When the copter was out of sight, he rested for a moment. The land was barren here, treeless. The lake where he’d stopped was a kind of blue he’d never seen before—teal, dramatic and beautiful. To the left he heard a disturbance of rock and saw a lone startled deer; he raised his rifle reflexively but did not shoot. He was hungry, and he’d thought of eating bugs or silver-blue mountain butterflies. But the helicopter would be back for him soon; there were still a few hours of daylight. He’d make his way to a place where he’d be easy to spot, and then he’d be flown to town, where he could eat at a table and sleep in a proper bed.

He closed his eyes for a moment. A meal, a shower, a bed—how wonderful. He would call Kelly to let her know that he was all right; he would talk to both his kids.

And yet there was something bittersweet about the thought of all that. He had been somewhere else, and it had changed him. Or maybe it had stripped away some unessential layer and he was left with who he truly was. With a twinge he imagined the moment when he could hug Joey and Brooke; they were the only things in his daily world that really mattered. He realized with a surprising clarity that right now, at this moment, he felt satisfied. Even happy. Yet on top of his relief that the end of their ordeal was near, he felt hollowed by loss. He thought of the life he was about to return to, and knew he didn’t want to go back.

Chapter Twenty-Two

Gwen

Gwen struggled to wake up. Everything was heavy; it felt like there were sandbags on her body. When the room finally came into focus, a young woman she’d never seen before was sitting in the corner. She was wearing a ranger uniform, olive pants and khaki shirt. A wide-brimmed hat sat on a table behind her; a walkie-talkie and gun were attached to her belt. She had long dark hair that was pulled back into a ponytail, and smooth olive skin, and she looked too young to be a ranger—especially when she saw that Gwen was awake and her face broke into a smile, which carved two perfect dimples into her cheeks.

“Well, hello,” she said, sitting up straight. She sounded young too, collegiate even.

“Where am I?” Gwen’s own voice sounded strange to her, like she was talking through cotton. Had she seen this woman before?
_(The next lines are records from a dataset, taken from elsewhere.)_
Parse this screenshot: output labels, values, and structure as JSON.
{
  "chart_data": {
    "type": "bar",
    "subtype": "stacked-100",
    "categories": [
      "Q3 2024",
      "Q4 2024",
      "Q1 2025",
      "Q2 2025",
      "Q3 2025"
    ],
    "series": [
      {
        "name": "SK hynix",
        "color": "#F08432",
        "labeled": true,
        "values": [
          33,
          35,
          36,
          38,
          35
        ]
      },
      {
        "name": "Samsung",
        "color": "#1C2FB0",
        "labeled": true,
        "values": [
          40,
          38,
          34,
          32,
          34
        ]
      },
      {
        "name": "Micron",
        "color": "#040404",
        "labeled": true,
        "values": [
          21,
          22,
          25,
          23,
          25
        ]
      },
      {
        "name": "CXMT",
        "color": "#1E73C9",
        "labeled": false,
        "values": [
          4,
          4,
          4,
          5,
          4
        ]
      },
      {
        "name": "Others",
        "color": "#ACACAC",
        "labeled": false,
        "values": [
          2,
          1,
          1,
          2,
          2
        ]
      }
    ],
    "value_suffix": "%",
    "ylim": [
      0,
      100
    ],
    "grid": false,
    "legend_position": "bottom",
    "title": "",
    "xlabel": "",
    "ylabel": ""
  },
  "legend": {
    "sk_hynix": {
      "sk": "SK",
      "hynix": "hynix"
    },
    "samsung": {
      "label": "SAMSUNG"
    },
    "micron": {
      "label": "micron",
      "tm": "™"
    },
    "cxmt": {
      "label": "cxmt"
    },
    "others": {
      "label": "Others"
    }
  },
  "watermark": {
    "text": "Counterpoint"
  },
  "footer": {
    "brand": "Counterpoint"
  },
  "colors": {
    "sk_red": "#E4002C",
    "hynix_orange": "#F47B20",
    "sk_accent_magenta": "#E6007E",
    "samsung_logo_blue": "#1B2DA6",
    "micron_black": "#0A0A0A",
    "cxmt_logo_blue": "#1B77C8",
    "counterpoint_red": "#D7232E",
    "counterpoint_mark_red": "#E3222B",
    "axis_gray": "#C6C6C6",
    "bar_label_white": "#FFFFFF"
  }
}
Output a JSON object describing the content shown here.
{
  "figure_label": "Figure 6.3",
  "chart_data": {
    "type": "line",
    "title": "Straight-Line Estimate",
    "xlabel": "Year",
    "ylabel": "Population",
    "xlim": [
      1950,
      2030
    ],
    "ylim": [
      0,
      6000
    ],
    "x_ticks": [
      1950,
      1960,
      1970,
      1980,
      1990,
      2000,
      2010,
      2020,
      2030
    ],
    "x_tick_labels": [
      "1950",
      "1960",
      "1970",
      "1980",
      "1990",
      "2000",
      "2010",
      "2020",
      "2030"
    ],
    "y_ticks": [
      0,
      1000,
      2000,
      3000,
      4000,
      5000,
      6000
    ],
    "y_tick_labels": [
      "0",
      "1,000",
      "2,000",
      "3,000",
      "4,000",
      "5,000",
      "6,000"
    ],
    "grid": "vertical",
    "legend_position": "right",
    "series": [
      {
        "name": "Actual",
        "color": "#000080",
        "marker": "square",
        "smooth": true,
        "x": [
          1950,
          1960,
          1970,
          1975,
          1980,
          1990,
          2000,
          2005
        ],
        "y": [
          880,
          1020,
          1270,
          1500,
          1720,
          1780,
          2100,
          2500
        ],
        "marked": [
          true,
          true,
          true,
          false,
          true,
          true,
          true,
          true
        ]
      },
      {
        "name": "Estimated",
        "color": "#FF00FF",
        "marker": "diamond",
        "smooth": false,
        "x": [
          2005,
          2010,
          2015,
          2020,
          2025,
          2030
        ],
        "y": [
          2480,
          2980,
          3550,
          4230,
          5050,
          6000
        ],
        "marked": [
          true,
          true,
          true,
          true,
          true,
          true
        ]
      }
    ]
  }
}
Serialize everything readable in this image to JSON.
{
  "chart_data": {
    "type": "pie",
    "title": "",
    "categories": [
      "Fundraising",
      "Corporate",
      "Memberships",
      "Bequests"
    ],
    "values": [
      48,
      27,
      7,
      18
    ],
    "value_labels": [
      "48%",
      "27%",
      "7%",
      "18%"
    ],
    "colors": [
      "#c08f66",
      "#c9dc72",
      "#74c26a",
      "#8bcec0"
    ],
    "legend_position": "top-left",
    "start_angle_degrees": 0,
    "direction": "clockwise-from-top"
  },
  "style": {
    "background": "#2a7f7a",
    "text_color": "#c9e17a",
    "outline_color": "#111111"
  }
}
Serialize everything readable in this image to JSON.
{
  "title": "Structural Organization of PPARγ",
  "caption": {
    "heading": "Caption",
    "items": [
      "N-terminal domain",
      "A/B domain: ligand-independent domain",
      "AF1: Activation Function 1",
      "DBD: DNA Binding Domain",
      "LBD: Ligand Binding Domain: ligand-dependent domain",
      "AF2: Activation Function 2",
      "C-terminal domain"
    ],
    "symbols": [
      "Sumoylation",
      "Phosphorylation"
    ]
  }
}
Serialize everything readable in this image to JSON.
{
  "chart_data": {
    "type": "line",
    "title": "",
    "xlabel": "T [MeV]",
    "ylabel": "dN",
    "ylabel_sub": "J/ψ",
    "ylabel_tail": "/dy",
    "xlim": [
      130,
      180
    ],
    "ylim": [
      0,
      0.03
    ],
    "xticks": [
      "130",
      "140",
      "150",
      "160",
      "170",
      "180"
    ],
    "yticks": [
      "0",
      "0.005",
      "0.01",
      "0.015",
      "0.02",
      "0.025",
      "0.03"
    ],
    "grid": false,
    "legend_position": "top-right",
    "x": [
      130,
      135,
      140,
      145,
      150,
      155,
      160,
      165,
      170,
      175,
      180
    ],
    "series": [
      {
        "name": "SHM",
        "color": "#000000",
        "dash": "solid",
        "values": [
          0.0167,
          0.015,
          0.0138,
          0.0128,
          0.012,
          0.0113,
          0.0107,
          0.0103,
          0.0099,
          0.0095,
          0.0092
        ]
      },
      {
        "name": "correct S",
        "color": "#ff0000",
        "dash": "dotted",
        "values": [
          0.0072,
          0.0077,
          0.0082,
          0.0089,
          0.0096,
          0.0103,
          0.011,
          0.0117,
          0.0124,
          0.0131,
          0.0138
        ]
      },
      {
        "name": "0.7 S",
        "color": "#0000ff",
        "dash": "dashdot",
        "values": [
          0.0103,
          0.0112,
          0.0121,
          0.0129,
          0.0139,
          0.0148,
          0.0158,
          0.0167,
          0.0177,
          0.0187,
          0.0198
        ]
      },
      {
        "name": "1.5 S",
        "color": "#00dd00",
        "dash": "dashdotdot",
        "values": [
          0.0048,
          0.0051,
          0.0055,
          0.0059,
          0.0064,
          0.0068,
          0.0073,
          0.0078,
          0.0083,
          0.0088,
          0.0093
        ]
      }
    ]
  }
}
“You’re in Mercy Hospital, Inyo County,” the ranger answered, pulling her chair up to the side of the bed. “You’ve been asleep for about three days.”

“Three days!” Gwen looked past the woman at the beige walls, the heavy institutional door. “What day is it?”

“July 5. A Thursday.”

Gwen took this in. Thursday. They’d been gone for a week. Somehow it felt more like a year.

“You were pretty out of it in the helicopter,” the ranger said. “Unconscious by the time we got here. It was mostly heat exhaustion, dehydration, so they’ve been pumping you with fluids. And now here you are, back with us again.”

“You were in the helicopter with me?” Gwen vaguely remembered swinging through space and being pulled into the copter. She remembered this same voice, urgent and full of authority. The same too-young-looking face.

“I was there. I’m Jessica Montez, by the way. I’m a National Park Service ranger—Law Enforcement and Search and Rescue.” She held her hand out and Gwen lifted her own to shake it. Her arm felt weak, and for the first time she noticed the tube that fed into it, attached to bag of fluids at the side of the bed.